I just read on Facebook that the Episcopal Diocese of Minnesota has just released its final slate of people standing for election for their next bishop. Two of the five are POC (People of Color.) The post was celebrating that one was a Latina and another was a First Nations member. I am thrilled for the diversity—I think it is a powerful testimony to the efforts our church is going to, to be inclusive. There’s plenty more to do, but maybe this is an indication of some systemic change.

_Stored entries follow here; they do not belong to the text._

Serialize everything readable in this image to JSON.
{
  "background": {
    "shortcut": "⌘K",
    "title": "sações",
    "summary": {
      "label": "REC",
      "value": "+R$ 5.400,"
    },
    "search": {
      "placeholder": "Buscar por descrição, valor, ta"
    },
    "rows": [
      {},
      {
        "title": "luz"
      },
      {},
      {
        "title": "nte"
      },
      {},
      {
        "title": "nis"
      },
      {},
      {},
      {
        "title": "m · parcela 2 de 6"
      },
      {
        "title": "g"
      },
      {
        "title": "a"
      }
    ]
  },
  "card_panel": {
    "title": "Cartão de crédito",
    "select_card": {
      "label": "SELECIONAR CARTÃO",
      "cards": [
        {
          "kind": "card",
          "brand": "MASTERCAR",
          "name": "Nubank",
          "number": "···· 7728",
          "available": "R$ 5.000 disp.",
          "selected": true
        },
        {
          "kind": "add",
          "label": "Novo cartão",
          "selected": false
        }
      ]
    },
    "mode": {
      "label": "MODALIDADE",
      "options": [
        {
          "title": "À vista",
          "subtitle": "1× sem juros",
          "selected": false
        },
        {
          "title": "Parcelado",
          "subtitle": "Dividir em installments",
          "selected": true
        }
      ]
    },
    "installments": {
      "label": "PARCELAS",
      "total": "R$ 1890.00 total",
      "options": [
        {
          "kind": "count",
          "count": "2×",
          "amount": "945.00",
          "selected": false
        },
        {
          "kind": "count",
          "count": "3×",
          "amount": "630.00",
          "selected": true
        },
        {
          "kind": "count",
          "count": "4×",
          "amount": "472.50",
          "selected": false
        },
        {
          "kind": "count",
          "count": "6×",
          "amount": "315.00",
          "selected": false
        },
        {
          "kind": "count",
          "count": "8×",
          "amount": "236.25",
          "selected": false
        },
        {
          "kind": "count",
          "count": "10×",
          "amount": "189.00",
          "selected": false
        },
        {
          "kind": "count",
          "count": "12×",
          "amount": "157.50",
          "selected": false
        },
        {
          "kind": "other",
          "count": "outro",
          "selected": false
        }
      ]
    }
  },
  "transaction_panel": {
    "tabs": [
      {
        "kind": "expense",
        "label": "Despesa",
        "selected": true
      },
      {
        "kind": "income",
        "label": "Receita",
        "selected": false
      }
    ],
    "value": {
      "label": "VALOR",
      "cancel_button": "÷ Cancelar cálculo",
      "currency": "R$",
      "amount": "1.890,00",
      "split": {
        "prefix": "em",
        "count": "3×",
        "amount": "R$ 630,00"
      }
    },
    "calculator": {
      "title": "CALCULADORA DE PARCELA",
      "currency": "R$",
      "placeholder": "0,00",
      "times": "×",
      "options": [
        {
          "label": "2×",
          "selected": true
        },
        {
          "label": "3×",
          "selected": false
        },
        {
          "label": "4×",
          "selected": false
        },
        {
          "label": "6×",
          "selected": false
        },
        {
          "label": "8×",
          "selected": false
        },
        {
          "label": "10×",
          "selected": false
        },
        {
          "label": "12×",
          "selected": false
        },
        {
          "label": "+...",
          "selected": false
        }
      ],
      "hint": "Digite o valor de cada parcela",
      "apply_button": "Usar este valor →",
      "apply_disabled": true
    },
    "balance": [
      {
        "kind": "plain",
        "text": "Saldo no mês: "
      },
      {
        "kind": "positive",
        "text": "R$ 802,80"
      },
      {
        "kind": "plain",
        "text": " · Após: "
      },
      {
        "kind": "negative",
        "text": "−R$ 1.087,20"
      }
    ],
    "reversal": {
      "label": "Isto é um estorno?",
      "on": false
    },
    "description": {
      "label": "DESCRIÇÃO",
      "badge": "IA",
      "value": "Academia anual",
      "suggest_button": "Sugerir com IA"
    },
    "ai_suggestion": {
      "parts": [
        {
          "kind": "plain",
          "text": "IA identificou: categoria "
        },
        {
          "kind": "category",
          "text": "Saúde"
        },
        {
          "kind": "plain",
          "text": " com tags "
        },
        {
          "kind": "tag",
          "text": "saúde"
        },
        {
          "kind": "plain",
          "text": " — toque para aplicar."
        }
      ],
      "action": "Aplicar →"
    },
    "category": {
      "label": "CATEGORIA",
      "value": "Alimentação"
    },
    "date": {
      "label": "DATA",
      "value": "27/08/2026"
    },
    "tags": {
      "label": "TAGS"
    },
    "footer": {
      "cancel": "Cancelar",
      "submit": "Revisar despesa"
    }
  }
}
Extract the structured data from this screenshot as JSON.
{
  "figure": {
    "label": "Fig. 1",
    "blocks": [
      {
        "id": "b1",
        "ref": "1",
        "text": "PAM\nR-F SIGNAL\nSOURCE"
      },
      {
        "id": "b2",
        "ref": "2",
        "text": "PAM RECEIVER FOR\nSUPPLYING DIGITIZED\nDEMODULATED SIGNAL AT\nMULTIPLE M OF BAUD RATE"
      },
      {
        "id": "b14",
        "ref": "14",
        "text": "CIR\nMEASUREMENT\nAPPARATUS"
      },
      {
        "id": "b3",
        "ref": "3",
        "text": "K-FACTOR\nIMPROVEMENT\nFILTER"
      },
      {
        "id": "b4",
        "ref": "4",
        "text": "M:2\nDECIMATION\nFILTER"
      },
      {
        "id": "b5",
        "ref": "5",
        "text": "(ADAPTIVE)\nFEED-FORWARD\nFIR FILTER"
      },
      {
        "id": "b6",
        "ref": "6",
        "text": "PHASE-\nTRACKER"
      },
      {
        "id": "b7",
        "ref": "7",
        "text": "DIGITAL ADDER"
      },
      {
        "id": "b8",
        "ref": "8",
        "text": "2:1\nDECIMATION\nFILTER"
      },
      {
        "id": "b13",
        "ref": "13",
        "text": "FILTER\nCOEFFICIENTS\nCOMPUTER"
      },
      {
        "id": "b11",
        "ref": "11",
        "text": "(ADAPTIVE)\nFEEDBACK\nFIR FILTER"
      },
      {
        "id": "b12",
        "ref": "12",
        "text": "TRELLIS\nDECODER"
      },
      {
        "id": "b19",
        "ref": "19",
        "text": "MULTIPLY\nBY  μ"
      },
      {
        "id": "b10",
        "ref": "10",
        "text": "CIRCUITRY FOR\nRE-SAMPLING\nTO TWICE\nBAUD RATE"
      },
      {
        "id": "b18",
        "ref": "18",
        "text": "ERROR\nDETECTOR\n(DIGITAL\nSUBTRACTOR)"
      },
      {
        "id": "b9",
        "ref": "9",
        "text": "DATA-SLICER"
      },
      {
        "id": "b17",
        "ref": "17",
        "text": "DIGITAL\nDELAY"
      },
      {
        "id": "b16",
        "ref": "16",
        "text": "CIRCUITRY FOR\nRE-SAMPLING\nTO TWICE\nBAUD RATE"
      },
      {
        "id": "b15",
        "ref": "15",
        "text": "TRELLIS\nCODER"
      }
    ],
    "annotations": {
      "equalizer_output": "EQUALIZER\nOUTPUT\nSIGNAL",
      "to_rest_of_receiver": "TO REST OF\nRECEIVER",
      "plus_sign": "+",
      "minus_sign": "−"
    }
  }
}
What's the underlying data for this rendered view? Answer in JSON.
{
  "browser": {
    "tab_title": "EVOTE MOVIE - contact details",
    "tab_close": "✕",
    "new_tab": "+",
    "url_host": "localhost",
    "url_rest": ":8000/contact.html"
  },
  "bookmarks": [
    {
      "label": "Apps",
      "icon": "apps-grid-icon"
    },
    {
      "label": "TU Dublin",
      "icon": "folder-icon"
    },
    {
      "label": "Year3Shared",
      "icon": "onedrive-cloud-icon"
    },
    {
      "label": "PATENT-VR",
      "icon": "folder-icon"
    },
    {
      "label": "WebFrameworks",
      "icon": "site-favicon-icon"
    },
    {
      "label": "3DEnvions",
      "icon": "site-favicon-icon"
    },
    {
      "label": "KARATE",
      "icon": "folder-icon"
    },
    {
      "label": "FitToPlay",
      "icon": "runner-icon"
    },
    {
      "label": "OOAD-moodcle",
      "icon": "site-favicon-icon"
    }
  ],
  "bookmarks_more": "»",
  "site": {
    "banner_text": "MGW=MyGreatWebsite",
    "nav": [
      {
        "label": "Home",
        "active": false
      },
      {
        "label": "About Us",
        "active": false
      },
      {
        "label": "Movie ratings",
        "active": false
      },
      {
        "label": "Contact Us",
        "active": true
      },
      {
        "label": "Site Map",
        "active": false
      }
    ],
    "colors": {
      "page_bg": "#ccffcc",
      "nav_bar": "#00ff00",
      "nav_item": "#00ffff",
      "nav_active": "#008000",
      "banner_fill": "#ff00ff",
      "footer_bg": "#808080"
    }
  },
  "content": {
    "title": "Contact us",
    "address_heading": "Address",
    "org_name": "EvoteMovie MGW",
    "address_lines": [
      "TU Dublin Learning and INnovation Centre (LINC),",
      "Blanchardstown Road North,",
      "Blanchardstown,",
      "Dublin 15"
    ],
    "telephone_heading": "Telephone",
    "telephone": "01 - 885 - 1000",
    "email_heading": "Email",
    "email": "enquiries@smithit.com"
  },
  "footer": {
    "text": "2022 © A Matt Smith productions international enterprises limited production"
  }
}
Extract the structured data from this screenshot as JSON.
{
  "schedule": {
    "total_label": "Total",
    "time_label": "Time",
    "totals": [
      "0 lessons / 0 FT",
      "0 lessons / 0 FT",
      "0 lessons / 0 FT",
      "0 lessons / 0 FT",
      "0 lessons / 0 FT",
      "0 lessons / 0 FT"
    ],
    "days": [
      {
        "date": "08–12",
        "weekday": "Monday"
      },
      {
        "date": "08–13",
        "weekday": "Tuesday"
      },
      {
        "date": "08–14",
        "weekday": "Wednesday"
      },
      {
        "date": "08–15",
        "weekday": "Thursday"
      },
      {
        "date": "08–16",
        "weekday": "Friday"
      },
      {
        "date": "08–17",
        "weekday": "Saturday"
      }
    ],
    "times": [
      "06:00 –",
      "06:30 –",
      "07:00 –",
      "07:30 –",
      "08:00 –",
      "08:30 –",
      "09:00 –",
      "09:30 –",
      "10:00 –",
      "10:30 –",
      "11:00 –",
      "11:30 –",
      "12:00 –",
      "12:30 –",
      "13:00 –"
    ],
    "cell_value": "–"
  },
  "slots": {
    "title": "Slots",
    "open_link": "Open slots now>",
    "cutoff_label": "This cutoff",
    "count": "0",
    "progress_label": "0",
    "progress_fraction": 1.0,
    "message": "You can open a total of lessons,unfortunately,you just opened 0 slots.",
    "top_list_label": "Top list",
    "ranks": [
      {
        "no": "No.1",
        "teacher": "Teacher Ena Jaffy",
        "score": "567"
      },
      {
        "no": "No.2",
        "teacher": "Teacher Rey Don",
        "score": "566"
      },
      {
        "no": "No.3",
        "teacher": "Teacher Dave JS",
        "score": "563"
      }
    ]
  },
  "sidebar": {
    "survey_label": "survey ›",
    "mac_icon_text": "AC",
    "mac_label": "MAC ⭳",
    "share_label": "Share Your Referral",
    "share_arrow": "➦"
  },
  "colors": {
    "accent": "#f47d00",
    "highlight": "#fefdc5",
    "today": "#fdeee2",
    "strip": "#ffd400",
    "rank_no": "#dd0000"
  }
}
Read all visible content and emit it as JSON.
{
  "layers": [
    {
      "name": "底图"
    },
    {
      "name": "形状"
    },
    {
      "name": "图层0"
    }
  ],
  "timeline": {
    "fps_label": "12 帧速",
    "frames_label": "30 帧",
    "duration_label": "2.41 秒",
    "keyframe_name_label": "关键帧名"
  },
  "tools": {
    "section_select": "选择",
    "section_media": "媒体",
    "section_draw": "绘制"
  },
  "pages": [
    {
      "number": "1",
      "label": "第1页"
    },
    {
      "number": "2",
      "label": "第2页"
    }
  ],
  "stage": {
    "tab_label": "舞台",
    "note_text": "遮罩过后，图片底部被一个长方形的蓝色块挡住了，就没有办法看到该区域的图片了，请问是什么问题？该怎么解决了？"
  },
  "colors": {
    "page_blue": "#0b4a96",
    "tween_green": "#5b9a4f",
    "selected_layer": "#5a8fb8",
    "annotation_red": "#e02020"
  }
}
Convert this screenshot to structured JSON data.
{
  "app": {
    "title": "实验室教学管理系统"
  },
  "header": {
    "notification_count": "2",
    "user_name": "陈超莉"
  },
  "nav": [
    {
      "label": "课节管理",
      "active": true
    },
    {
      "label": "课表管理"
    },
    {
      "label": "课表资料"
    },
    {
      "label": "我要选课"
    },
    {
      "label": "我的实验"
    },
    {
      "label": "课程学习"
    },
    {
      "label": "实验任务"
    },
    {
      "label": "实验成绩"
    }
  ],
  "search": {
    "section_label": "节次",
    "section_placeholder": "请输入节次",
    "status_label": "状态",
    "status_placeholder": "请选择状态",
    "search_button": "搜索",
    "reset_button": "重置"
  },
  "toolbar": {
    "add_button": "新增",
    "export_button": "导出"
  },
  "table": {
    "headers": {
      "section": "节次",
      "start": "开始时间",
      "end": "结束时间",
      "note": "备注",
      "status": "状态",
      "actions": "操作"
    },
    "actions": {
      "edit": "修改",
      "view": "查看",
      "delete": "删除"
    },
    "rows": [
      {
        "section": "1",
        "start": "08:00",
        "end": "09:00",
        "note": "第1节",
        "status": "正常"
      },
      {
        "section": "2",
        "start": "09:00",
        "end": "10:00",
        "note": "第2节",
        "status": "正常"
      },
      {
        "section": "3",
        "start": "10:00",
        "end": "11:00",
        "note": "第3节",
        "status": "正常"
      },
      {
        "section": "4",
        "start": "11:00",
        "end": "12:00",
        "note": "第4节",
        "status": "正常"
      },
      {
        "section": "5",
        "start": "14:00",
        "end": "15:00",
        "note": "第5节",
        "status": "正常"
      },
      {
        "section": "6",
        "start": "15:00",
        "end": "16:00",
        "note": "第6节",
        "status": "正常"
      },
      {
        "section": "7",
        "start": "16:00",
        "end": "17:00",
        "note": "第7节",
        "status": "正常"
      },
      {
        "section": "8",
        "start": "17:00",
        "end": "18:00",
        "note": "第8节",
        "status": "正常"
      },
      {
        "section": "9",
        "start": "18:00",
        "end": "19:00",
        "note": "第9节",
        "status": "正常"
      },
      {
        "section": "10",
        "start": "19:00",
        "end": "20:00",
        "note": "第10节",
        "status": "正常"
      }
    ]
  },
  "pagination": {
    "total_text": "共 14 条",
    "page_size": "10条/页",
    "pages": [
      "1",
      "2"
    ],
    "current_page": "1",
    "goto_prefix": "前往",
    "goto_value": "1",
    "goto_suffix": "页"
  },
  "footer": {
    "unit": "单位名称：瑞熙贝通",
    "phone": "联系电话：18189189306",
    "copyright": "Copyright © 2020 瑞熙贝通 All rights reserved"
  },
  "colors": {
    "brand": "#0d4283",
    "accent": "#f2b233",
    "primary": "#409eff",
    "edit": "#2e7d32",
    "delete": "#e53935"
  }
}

However, I’m getting a bit tired of the term “People of Color.” On the outside, I’m a “Person of No Color,” a PONC. (Inside is a different story, but people don’t get that right away because, if you look at my reflection in the mirror, you just see an old white guy.) I get the social justice issue, and I’m all for it—I fight for it constantly and I beat at the borders my white privilege continuously, but just electing a POC to a position of power does not necessarily even address the race issue. I saw it time and again in the politics of Ecuador where I was born and raised. The “revolutionary party” promised to establish a “just society,” and when elected, what you got was just a change of people on top of the same oppressive system. Where do people of no color stand in a world of POC? And yes, that last sentence sounds a whole lot like white angst, and maybe it is, but dismissing it as merely white angst is precisely what I’m talking about. It overlooks a deeper justice issue. What I hope for the Diocese of Minnesota is that every one of these people would make a fine bishop, and some of them happen to be POCs because the process by which candidates were selected was not unduly skewed to favor PONCs.
Ultimately, I work and pray for the day when we no longer need the term. Maybe we could learn from our children. A colleague of mine, a PONC who was married to an African-American, related us what her daughter told her one day, “I’m brown. Daddy is dark brown. You’re pink. Pink people need to wear sunscreen.”